Fifteen to 25 percent of lower back pain can be attributed to the sacroiliac (SI) joint, which connects the pelvic bone to the spine. Issues with the SI joint are sometimes treated with physical therapy, chiropractic adjustments, or medical injections, but these options are only temporary and must be repeated for ongoing relief.
Sacroiliac (SI) Fusion surgery offers a long-term solution. First performed in West Michigan in spring 2012 by Jürgen Lüders, MD, director of Neurosurgery at the Saint Mary’s Hauenstein Neuroscience Center, sacroiliac joint fusion surgery has already helped nearly a dozen people in the area.
One of those helped is Alberta Hoekwater, 77, suffers from back pain secondary to her SI joints, which has caused her SI joint to deteriorate. After three years of suffering and seeking various treatments, Alberta got a second opinion from The Hauenstein Center. She underwent her first surgery on July 5, 2012 for one side, and two months later, Lüders performed surgery on the other side.

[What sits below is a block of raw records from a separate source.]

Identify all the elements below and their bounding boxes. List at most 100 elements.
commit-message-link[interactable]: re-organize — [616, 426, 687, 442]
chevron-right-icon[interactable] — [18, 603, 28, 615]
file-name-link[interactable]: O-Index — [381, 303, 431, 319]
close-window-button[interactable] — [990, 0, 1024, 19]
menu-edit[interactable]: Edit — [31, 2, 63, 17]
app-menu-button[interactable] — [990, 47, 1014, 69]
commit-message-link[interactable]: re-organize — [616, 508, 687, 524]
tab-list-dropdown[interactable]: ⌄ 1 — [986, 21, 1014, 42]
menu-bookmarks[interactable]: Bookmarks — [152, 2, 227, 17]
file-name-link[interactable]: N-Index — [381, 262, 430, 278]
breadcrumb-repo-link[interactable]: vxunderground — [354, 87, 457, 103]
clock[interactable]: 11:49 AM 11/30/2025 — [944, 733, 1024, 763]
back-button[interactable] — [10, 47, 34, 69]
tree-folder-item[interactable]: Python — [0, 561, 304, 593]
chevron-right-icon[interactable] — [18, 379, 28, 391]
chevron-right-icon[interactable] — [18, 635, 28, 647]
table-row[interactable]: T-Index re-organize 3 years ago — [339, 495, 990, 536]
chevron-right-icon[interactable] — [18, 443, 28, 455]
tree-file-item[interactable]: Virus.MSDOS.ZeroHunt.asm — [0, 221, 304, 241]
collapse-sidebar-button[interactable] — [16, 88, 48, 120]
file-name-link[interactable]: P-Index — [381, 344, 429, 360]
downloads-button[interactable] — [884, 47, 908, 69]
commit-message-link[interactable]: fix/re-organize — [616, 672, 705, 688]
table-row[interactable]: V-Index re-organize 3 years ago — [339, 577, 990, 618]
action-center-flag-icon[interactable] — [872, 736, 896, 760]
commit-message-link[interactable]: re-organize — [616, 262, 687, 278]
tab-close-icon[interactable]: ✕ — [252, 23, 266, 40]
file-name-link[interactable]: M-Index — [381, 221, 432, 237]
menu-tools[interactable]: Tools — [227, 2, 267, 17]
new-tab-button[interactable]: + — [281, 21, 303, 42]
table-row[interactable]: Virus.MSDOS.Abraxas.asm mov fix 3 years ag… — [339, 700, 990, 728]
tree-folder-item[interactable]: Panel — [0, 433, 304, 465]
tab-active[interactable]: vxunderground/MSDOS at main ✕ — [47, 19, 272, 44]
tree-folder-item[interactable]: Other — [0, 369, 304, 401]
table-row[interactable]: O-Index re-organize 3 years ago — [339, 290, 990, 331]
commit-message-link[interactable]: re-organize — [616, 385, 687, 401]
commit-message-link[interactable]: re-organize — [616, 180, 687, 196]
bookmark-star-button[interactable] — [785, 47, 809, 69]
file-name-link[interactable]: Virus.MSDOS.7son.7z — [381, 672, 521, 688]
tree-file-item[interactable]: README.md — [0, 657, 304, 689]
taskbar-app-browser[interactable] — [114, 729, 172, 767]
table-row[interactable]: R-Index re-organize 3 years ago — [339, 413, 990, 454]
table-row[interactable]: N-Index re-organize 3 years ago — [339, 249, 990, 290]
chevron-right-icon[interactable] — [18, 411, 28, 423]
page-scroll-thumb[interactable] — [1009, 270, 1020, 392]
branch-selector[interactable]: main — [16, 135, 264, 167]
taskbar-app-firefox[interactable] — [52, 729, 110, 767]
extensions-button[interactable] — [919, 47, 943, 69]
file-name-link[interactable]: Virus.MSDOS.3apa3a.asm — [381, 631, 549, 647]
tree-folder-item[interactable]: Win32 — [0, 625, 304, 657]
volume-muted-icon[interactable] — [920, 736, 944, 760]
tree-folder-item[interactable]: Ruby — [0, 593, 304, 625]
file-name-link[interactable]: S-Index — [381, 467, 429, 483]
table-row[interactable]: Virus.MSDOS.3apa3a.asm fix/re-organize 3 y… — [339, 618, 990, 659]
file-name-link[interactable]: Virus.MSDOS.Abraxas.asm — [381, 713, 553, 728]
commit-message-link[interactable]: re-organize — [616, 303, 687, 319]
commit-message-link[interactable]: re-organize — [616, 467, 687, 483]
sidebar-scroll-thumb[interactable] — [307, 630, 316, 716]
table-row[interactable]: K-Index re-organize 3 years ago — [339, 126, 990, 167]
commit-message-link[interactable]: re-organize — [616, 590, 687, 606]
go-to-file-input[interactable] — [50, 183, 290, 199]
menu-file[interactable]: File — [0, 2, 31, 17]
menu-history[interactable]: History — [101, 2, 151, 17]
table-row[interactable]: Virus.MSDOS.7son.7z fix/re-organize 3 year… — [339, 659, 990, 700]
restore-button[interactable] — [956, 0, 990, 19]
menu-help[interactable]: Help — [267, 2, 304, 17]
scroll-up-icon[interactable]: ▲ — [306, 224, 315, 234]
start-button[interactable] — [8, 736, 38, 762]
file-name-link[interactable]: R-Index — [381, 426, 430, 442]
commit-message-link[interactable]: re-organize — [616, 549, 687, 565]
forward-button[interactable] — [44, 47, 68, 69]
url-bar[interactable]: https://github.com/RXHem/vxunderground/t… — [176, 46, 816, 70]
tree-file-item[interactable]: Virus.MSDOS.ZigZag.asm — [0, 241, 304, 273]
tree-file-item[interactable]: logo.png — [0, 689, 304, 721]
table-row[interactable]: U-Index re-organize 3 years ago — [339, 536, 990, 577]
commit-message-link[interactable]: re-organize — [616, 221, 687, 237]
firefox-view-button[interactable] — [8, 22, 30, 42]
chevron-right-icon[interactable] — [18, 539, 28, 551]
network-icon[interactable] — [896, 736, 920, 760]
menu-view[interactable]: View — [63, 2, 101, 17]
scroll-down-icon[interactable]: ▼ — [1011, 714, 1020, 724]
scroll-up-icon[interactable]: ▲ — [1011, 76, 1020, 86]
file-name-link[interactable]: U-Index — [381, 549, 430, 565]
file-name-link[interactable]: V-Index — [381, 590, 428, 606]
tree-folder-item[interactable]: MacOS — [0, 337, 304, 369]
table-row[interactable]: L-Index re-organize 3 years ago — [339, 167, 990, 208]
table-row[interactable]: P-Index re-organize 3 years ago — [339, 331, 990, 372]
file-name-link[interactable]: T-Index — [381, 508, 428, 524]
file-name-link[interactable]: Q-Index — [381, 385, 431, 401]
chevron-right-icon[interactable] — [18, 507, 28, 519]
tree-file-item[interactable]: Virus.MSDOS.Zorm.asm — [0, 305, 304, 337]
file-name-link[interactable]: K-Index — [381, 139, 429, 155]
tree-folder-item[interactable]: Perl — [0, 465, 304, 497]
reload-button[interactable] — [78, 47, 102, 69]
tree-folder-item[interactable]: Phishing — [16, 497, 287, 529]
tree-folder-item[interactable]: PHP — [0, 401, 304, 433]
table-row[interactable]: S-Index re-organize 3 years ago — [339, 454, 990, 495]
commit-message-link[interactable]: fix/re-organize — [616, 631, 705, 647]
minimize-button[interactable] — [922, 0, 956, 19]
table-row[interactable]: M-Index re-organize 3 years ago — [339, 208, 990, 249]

“I could tell a difference, as the pain was gone on the first side I had surgery on,” Alberta says. “That’s why I agreed right away to surgery on the second side, because I could tell the immediate results.”
Through a single two-inch incision, Lüders inserted two to three titanium implants to connect the spine and pelvic bone, minimizing soft tissue damage as compared to an open surgery. The surgery lasted about an hour, and patients typically go home from the hospital the next day. Since her surgery, The Hauenstein Neuroscience Center physical therapy team has worked with Alberta to get her to bear full weight by six weeks, which is faster than average for patients who receive this surgery.
“I had been walking with a walker; couldn’t get anywhere without it before,” Alberta says. “After healing from my second surgery, my goal is to be able to not use it at all. I’m hoping to be able to sit in the bleachers when I attend my grandkids’ sports games!”
Within a few months, SI Fusion surgical patients experience a return to normal activity, which for Alberta, has been several years in the waiting.
Facts about Sacroiliac Joint Pain and Treatment Options:
- Symptoms of SI joint pain are trouble sleeping, knees giving way, or acute pain when bending or moving in certain directions.
- Fifteen to 25 percent of lower back pain can be attributed to the sacroiliac (SI) joint, which connects the pelvic bone to the spine.
- Issues with the SI joint are sometimes treated with physical therapy, chiropractic adjustments or medical injections, but these options are only temporary and must be repeated for ongoing relief.
- Repetitive motion, injury from accidents and falling, and even pregnancy, may cause damage to this joint.
- The diagnosing procedure for SI Joint Fusion surgery is an X-ray pain-relieving injection to the SI joint; if a person experiences significant pain relief from it, this will verify SI joint pain.